You are viewing a plain text version of this content. The canonical link for it is here.
Posted to dev@drill.apache.org by "Paul Rogers (JIRA)" <ji...@apache.org> on 2017/11/09 22:03:00 UTC
[jira] [Created] (DRILL-5949) JSON format options should be part of
plugin config; not session options
Paul Rogers created DRILL-5949:
----------------------------------
Summary: JSON format options should be part of plugin config; not session options
Key: DRILL-5949
URL: https://issues.apache.org/jira/browse/DRILL-5949
Project: Apache Drill
Issue Type: Improvement
Affects Versions: 1.12.0
Reporter: Paul Rogers
Drill provides a JSON record reader.

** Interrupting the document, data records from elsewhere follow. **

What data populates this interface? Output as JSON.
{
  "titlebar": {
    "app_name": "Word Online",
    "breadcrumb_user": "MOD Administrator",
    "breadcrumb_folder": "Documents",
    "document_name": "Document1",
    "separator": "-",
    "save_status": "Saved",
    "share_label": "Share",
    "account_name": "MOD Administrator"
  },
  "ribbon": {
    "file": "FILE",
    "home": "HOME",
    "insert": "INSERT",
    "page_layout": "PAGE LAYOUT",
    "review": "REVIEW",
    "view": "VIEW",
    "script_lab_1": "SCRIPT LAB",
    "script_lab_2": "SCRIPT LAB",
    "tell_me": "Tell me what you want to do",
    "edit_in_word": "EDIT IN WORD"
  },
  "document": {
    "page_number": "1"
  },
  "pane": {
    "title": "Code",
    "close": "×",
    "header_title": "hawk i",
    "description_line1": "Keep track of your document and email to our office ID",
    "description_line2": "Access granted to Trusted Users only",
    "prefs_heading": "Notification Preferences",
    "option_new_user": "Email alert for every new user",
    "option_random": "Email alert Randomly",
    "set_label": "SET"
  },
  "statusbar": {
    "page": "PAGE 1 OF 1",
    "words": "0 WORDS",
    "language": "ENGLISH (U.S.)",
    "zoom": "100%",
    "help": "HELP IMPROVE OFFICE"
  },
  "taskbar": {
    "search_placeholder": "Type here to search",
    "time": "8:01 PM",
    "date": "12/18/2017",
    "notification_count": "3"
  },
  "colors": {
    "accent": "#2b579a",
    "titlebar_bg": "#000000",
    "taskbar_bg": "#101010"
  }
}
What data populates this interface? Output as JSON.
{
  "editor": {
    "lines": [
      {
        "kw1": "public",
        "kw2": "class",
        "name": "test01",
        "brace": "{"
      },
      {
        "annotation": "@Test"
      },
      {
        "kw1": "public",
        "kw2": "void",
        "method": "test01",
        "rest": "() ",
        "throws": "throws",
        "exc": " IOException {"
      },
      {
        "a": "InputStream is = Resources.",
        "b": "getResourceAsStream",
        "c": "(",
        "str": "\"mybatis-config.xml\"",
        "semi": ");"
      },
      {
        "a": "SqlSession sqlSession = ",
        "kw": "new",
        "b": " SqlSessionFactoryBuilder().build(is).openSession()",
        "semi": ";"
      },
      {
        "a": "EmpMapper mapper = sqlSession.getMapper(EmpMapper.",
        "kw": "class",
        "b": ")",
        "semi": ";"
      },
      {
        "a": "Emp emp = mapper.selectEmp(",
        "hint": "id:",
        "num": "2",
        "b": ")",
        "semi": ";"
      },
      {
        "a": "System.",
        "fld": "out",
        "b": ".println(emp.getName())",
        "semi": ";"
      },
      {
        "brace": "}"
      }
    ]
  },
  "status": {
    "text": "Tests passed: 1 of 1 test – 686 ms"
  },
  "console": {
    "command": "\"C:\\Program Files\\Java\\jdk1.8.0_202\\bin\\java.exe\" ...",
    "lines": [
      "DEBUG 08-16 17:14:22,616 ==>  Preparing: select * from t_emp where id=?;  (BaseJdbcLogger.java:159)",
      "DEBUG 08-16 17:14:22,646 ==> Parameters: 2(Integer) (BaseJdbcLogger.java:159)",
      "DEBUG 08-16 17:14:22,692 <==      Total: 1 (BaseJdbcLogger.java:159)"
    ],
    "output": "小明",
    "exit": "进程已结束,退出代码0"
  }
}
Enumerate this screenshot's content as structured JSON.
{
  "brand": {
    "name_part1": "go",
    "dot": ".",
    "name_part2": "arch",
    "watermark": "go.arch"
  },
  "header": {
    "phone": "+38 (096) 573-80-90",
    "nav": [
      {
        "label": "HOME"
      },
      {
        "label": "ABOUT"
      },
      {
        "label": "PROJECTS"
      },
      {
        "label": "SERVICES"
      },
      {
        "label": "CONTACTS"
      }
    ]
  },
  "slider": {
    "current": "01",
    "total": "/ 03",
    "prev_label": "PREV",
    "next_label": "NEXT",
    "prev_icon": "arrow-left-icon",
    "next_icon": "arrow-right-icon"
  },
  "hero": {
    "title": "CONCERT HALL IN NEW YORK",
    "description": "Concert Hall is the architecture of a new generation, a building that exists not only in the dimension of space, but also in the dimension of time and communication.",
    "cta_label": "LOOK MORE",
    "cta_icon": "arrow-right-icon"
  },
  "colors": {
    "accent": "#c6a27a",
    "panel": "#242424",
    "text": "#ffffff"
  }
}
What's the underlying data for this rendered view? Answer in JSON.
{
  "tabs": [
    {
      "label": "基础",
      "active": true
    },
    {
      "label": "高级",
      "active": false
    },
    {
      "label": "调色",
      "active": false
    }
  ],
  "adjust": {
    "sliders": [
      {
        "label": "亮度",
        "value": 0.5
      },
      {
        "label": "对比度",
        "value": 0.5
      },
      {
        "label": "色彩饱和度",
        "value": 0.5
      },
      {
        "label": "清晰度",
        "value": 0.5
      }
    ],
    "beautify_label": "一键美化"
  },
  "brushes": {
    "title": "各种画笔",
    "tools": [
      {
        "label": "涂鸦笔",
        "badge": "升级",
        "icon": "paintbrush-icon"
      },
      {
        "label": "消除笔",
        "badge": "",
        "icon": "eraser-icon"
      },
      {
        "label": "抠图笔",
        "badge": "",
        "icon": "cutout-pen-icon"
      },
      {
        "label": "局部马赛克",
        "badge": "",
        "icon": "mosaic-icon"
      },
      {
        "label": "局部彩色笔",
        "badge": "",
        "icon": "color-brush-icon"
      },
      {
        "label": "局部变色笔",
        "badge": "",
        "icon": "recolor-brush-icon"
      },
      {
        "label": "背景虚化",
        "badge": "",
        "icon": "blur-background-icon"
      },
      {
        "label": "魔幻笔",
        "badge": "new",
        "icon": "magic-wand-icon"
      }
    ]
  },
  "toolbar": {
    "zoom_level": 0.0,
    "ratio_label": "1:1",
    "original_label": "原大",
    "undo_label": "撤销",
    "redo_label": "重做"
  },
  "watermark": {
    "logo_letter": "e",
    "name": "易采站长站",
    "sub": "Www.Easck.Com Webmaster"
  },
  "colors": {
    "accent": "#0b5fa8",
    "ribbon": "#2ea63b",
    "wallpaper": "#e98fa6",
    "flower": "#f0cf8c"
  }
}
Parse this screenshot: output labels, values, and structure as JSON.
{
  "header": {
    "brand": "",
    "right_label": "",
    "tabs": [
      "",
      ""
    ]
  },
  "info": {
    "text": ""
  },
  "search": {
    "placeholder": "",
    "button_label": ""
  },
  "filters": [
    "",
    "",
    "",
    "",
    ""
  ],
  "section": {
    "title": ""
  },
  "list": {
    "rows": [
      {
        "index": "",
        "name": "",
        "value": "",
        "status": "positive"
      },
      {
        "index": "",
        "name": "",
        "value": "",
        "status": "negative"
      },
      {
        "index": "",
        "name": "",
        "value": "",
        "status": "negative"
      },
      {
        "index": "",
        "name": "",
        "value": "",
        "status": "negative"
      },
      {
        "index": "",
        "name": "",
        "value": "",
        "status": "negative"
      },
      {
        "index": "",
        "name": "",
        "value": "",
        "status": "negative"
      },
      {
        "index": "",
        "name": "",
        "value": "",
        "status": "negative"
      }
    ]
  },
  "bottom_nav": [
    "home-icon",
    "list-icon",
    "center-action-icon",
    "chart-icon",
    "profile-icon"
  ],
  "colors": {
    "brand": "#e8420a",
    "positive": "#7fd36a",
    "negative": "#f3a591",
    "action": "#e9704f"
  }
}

Drill provides two ways to configure this reader:
* Using the JSON plugin configuration.
* Using a set of session options.
The plugin configuration defines the file suffix associated with JSON files. The session options are:
* {{store.json.all_text_mode}}
* {{store.json.read_numbers_as_double}}
* {{store.json.reader.skip_invalid_records}}
* {{store.json.reader.print_skipped_invalid_record_number}}
Suppose I have to JSON files from different sources (and keep them in distinct directories.) For the one, I want to use {{all_text_mode}} off as the data is nicely formatted. Also, my numbers are fine, so I want {{read_numbers_as_double}} off.
But, the other file is a mess and uses a rather ad-hoc format. So, I want these two options turned on.
As it turns out I often query both files. Today, I must set the session options one way to query my "clean" file, then reverse them to query the "dirty" file.
Next, I want to join the two files. How do I set the options one way for the "clean" file, and the other for the "dirty" file within the *same query*? Can't.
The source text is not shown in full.